Varias de las personas ejecutadas en Oklahoma contaron con una asistencia letrada inadecuada durante su juicio. El abogado que defendió a Wanda Jean Allen (deficiente mental que, en el 2001, se convirtió en la primera mujer negra ejecutada en Estados Unidos desde 1954) no se había encargado nunca de un caso de pena capital y apenas tenía recursos para preparar la defensa.

Aunque el estado asegura que ahora proporciona más fondos a su sistema de abogados de oficio, sigue impugnando las resoluciones judiciales que confirman que la asistencia letrada fue inadecuada.

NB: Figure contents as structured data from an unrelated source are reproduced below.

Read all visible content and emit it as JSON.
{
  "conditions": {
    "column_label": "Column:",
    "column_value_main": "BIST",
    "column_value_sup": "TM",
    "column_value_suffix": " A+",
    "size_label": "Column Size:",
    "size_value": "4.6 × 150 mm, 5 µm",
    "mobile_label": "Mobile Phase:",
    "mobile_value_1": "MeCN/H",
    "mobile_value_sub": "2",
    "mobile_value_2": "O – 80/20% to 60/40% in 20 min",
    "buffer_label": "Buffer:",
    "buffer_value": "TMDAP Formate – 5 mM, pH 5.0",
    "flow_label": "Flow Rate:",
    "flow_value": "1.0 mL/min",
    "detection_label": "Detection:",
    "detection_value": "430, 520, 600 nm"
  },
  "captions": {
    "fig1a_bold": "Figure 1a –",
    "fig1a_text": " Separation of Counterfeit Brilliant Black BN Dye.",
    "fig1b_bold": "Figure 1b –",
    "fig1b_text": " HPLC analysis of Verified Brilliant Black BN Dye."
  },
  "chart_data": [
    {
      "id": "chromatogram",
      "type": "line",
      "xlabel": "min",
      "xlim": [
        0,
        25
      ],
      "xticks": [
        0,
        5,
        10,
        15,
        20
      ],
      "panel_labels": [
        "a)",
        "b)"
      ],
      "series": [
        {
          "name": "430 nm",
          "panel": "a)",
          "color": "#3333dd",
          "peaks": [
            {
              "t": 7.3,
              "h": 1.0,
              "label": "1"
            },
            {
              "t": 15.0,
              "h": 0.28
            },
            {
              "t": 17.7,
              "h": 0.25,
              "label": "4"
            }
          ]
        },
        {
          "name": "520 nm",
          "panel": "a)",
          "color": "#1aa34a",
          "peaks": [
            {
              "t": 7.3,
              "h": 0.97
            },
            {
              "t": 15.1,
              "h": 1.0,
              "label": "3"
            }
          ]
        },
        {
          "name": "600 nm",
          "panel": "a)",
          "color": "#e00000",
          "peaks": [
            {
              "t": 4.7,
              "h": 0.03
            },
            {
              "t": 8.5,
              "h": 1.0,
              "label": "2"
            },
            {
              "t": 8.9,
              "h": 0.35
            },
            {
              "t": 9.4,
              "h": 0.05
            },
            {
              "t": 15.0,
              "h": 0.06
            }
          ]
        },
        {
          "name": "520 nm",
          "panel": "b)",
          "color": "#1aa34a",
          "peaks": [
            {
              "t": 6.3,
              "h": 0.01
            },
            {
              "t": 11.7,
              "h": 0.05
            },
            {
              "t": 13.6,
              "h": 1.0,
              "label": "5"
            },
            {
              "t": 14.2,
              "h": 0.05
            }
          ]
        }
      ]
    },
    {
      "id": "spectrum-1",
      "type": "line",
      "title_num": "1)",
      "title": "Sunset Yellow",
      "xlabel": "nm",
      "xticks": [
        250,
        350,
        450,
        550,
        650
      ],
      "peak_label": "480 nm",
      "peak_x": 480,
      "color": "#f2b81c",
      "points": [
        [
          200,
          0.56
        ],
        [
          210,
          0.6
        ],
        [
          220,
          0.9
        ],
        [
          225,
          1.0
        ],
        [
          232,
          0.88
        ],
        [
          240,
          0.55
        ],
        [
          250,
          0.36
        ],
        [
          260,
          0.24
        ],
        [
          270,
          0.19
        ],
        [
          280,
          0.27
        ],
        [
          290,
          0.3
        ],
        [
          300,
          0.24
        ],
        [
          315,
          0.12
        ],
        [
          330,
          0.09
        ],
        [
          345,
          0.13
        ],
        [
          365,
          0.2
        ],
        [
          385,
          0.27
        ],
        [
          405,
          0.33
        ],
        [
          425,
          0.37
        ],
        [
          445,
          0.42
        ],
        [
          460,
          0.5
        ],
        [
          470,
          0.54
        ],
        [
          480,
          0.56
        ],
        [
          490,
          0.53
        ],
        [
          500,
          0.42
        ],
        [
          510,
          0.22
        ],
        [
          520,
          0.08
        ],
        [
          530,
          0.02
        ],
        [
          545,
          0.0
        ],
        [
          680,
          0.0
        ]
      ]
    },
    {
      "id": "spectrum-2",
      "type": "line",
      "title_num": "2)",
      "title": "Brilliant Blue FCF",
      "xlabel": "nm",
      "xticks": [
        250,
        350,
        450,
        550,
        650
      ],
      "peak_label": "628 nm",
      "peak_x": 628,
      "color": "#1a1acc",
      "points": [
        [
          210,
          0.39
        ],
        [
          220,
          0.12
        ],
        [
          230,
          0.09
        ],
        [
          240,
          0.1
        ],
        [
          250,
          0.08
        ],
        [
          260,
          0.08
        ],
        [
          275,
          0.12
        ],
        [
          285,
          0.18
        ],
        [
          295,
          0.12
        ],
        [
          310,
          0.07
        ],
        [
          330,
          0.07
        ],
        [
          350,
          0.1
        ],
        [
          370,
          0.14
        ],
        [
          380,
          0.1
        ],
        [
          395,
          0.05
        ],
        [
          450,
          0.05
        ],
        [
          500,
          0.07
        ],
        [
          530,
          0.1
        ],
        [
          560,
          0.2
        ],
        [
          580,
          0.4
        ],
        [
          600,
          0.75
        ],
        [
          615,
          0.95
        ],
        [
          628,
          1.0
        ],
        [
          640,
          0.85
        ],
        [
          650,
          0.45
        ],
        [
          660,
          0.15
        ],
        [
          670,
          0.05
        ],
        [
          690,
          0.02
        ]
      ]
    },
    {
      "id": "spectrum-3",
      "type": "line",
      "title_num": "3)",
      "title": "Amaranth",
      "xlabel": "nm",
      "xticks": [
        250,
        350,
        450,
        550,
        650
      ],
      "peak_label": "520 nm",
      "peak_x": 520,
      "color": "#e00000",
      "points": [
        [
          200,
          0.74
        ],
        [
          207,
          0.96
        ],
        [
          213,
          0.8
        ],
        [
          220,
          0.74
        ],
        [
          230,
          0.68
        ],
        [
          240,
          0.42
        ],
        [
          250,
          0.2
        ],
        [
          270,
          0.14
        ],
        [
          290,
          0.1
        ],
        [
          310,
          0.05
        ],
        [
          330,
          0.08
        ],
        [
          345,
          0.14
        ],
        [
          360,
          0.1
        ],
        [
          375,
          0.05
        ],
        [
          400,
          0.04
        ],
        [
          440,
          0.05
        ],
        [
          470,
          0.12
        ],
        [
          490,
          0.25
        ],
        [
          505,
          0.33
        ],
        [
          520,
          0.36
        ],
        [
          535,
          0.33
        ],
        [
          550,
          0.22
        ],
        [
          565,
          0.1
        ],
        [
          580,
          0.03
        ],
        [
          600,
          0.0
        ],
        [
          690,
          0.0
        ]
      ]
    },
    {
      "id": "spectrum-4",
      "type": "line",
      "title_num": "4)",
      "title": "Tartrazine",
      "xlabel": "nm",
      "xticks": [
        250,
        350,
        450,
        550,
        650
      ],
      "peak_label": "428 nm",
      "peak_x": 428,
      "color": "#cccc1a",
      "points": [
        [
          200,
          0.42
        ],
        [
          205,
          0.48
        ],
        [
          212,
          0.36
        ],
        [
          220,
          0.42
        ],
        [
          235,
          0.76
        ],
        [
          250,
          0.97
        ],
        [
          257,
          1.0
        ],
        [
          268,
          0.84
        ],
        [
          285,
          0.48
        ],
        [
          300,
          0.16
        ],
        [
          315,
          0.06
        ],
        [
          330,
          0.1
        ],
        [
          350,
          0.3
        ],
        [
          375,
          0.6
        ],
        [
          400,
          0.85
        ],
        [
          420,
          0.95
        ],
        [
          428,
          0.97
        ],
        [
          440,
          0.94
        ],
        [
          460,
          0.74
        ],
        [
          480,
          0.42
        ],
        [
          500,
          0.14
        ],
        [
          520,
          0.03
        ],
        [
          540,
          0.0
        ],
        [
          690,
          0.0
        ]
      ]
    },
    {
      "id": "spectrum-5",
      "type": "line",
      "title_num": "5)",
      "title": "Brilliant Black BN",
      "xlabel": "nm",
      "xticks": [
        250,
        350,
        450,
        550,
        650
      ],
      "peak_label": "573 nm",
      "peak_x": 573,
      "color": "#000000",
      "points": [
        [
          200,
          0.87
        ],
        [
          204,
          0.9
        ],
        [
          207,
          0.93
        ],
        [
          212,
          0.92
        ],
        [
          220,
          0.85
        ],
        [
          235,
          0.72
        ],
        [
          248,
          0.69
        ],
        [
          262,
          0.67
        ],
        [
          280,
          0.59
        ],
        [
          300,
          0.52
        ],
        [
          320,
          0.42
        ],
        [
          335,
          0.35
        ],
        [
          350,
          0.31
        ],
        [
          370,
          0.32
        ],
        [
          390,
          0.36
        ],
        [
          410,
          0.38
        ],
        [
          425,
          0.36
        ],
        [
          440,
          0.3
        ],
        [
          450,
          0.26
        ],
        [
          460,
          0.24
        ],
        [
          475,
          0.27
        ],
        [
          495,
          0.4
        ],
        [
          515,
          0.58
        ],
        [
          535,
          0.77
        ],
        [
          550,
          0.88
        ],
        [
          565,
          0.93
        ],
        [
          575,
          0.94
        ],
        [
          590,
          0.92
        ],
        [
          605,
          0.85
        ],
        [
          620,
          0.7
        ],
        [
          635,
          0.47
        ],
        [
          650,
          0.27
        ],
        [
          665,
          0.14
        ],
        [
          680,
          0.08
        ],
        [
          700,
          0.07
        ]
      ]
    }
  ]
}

Por ejemplo, actualmente el estado está recurriendo contra la anulación de la condena de muerte de James Fisher, de cuya asistencia letrada durante el juicio un juez de un tribunal federal de primera instancia dijo que había sido «en la práctica, inexistente». Este juez destacó que el abogado de James Fisher sólo había pronunciado nueve palabras durante la fase de determinación de la pena, cuando debería haber estado luchando por la vida de su cliente.

Amnistía Internacional ha declarado: «El estado debe dejar de recurrir las resoluciones judiciales sobre asistencia letrada inadecuada y demostrar así que se toma en serio su deber de poner fin al escándalo que supone el hecho de que acusados de delitos punibles con la muerte no reciban una defensa adecuada».

Además, el informe de Amnistía Internacional destaca la tendencia de los fiscales de Oklahoma a traspasar los límites de la conducta profesional, por ejemplo defendiendo la utilización de la pena de muerte contra menores de tan sólo 15 años y pidiendo que se aplique, animando a los jurados a dictar condenas de muerte por venganza o sugiriendo a los miembros del jurado que Dios y la Biblia apoyan la pena capital. Ante esta situación, la organización considera que la conducta indebida de los fiscales pone en grave peligro el Estado de derecho y el respeto por los derechos humanos.

Amnistía Internacional ha dicho: «Mientras gran parte del resto del mundo avanza hacia unos niveles de justicia más elevados, Oklahoma sigue anclado en el pasado. Ya es hora de que este estado se una al mundo moderno y reconozca finalmente que es imposible eliminar de la pena de muerte su arbitrariedad, su efecto embrutecedor, su crueldad y sus posibilidades de dar lugar a que se cometa un error fatal».